DPP LSM Harimau Tunda Aksi Solidaritas 5 Mei 2025 di Purbalingga Jawa Tengah, Ketua Umum Dewan Pimpinan Pusat (DPP) LSM Harimau Sayangkan Tindakan Terburu - buru Polres Purbalingga Jawa Tengah.

Banjar Negara Jawa Tengah,ARMEDIAONLINE.COM

Lembaga Swadaya Masyarakat Harapan Rakyat Indonesia Maju (LSM HARIMAU) mengumumkan secara resmi penundaan Aksi Solidaritas yang semula dijadwalkan akan dilaksanakan pada hari Senin, 5 Mei 2025. Penundaan ini disampaikan langsung oleh Ketua Umum sekaligus Pendiri LSM HARIMAU, Tonny Syarifudin Hidayat, SH dalam konferensi pers di Markas Komando DPP LSM Harimau, Pada Hari Senin (05/Mei/2025). 

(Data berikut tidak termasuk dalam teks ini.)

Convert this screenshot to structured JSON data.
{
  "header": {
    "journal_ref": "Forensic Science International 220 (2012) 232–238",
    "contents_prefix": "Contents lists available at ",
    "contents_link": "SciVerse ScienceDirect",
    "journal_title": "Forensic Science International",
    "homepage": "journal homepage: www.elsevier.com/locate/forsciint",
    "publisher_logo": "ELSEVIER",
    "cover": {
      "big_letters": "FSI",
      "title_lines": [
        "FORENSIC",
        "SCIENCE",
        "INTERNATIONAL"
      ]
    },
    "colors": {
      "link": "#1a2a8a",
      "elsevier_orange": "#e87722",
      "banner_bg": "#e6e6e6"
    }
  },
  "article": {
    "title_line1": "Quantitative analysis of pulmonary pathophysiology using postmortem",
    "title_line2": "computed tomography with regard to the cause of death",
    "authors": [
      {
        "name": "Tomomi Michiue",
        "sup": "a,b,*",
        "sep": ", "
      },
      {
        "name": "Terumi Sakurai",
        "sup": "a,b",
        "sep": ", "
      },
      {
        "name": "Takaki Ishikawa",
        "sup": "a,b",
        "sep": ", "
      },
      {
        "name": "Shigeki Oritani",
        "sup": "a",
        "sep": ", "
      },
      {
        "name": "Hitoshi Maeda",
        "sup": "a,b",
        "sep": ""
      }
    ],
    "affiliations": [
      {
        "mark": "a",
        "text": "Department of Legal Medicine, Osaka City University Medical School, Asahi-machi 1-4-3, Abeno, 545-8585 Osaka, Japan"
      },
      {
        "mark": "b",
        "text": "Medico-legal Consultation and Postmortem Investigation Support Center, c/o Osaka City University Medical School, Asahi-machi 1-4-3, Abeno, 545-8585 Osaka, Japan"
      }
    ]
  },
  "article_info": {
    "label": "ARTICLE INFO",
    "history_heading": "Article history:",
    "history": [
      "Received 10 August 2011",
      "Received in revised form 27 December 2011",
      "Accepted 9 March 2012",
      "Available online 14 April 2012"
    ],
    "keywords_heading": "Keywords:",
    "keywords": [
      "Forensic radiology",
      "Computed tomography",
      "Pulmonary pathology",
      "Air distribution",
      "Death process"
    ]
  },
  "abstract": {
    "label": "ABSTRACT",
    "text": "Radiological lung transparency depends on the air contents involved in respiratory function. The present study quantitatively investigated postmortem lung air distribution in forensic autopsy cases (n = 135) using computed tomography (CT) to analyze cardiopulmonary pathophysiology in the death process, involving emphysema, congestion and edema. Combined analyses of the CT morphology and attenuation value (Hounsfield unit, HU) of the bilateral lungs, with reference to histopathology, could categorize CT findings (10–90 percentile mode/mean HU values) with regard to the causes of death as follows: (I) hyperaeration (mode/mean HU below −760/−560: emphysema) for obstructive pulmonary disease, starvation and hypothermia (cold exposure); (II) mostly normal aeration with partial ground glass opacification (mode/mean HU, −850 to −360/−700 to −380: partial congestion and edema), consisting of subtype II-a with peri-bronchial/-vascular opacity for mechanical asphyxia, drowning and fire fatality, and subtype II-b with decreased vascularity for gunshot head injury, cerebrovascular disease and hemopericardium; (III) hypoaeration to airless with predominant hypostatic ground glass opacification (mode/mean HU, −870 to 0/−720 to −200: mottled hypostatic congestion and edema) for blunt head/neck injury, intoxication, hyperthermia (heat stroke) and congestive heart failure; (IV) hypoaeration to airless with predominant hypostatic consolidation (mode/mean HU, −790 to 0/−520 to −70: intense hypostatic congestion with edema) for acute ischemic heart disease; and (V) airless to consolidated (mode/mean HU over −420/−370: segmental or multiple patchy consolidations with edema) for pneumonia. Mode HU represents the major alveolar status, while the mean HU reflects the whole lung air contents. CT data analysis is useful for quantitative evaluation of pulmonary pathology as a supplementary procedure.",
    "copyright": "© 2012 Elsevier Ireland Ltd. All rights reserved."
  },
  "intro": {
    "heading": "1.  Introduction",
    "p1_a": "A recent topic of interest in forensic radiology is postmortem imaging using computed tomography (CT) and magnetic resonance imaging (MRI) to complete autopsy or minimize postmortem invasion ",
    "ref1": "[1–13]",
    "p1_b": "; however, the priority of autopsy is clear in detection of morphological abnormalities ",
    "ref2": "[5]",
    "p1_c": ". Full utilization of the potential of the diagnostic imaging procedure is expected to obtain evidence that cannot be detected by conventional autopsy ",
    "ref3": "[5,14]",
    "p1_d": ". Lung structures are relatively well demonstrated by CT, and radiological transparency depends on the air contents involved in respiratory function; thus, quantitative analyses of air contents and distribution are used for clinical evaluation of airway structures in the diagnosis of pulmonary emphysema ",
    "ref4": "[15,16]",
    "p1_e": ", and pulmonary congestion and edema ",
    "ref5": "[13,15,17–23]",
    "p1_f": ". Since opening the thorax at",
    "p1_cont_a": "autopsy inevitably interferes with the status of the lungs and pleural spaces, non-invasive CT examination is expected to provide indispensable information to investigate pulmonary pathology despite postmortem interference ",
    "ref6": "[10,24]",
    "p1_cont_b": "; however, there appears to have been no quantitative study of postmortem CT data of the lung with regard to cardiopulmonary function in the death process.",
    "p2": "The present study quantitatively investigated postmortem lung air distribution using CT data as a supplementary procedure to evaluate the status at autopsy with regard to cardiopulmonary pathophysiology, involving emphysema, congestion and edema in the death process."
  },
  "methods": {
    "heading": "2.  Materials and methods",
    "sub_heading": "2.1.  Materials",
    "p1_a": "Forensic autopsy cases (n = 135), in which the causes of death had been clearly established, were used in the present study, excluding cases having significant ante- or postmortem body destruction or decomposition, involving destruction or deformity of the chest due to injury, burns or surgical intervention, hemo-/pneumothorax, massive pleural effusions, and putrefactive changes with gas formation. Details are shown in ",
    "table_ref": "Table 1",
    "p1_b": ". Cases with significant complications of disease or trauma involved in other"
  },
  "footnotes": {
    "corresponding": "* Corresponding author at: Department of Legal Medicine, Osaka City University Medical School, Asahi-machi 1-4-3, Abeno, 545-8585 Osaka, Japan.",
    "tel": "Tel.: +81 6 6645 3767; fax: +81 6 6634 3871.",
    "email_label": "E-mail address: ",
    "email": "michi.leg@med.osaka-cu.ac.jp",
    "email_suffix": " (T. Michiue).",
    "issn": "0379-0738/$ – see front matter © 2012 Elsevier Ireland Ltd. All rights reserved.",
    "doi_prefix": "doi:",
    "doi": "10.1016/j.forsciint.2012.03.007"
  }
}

 Aksi solidaritas tersebut sedianya akan digelar sebagai bentuk dukungan terhadap anggota LSM Harimau yang baru-baru ini ditangkap oleh pihak Kepolisian Resort (Polres) Purbalingga atas dugaan tindak pidana pemerasan di sebuah toko penjual minuman keras (miras) di wilayah Kelurahan Kedung Menjangan, Kecamatan Purbalingga, Kabupaten Purbalingga, pada tanggal 27 April 2025 lalu.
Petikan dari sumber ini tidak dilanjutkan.